Sounds like a book straight out of his New Wave period of writing. Also, the plot sounds similar to The Second Trip. Did you ever read that one?
I haven’t read The Second Trip yet. To Live Again is by far more sexist than the majority of the other works I’ve read of his from the same period — albeit, many have fewer female characters and thus less chance to reveal his opinions.
For example, The World Inside (my favorite of his works) extrapolates a world where producing children is the most important thing — thus, men wander the halls etc. It’s somewhat different than the comments which crop up in To Live Again and his other works.

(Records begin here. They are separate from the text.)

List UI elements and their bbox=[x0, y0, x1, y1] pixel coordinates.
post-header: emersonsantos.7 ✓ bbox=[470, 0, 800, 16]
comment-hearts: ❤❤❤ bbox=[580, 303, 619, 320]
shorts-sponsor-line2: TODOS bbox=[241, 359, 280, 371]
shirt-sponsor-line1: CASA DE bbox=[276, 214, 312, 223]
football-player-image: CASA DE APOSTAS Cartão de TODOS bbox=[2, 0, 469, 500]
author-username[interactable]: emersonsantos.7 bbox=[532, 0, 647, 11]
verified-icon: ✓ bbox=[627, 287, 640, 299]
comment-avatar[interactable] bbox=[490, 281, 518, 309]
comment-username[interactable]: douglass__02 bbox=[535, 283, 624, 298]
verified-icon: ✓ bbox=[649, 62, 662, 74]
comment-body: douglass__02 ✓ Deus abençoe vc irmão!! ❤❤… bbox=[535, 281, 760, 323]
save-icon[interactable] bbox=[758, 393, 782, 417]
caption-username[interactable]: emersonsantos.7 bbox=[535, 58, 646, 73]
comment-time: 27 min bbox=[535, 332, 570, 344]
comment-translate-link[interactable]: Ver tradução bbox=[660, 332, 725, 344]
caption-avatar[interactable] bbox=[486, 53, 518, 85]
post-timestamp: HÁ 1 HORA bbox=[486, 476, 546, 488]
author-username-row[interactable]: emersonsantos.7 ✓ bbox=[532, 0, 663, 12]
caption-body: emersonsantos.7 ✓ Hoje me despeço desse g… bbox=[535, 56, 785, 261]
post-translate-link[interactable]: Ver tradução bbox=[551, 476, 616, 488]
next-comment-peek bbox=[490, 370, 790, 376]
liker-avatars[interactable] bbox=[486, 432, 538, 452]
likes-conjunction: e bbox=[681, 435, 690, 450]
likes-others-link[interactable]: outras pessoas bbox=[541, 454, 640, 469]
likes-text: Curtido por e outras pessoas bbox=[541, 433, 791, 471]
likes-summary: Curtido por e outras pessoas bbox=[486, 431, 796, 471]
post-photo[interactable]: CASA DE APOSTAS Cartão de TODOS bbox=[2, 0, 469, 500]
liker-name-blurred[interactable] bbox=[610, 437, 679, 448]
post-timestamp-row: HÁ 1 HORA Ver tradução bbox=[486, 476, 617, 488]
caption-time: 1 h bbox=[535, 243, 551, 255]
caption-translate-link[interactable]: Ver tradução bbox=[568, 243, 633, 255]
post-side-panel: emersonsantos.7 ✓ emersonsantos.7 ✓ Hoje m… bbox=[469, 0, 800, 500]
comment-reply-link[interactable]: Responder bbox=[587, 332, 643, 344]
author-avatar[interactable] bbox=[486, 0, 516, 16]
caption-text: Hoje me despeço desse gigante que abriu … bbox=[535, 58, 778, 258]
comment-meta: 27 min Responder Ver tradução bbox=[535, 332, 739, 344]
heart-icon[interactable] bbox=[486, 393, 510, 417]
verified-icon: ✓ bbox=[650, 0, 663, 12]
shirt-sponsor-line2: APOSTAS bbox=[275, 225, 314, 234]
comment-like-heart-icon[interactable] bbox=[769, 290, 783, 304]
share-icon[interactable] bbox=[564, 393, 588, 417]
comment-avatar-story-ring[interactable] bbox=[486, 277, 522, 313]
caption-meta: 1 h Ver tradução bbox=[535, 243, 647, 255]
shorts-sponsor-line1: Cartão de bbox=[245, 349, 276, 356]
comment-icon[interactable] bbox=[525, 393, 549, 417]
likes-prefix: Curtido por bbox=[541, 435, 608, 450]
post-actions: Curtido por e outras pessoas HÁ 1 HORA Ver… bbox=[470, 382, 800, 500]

This brings to mind The Glass Tower and the abundance of sex mention in that story. Don’t get me wrong, talk of sex can help build a story and move a plot forward, that is until it starts to seem like the sex is being talked about more than the plot. I kind of think that this was just part of the genre in the early years. I hear Asimov was pretty raunchy in his early years as well.
This is one that I had on my “to read” list, but kept on getting pushed back in order to read something that had more interest for me at the time, now I don’t feel so bad in skipping over it. Thanks for the heads up.
The over-abundance of sex is exactly what deters me from reading any further Silverberg. I’ve read three of his novels and each one is just loaded with it to a predictable degree. It adds zero to each plot; it just gets tedious (like violence and gore-porn in some modern novels). i once owned Tower of Glass but after reading the Silverberg books I had, I sold it without even reading it. Good instinct on my part. I’ve got lots of other books to read.
Silverberg goes way overboard in comparison to others writing at the same time. I guess what gets me is not so much the presence of sex per se but his treatment of the female characters and their motivations and desires. This is the problem with To Live Again — the female characters are only interested in sex and power (although Risa does evolve). Silverberg does construct interesting futures in The World Inside for example where proliferate sex is fine because CHILDREN are the ultimate good. This is a little different because The World Inside‘s world entails this… To Live Again‘s world doesn’t in any ostensible way and hence the views of the women can be attributed more to Silverberg’s personal views — and thus I’m bothered.
Does this make sense?
Sex solely as a tool to get 14 year old boys to read it and thus not necessary for the plot = bad
Sex as sole motivating factor of all female characters = bad
in comparison:
Sex as an inherent and socially relevant part of the proposed future world = fine.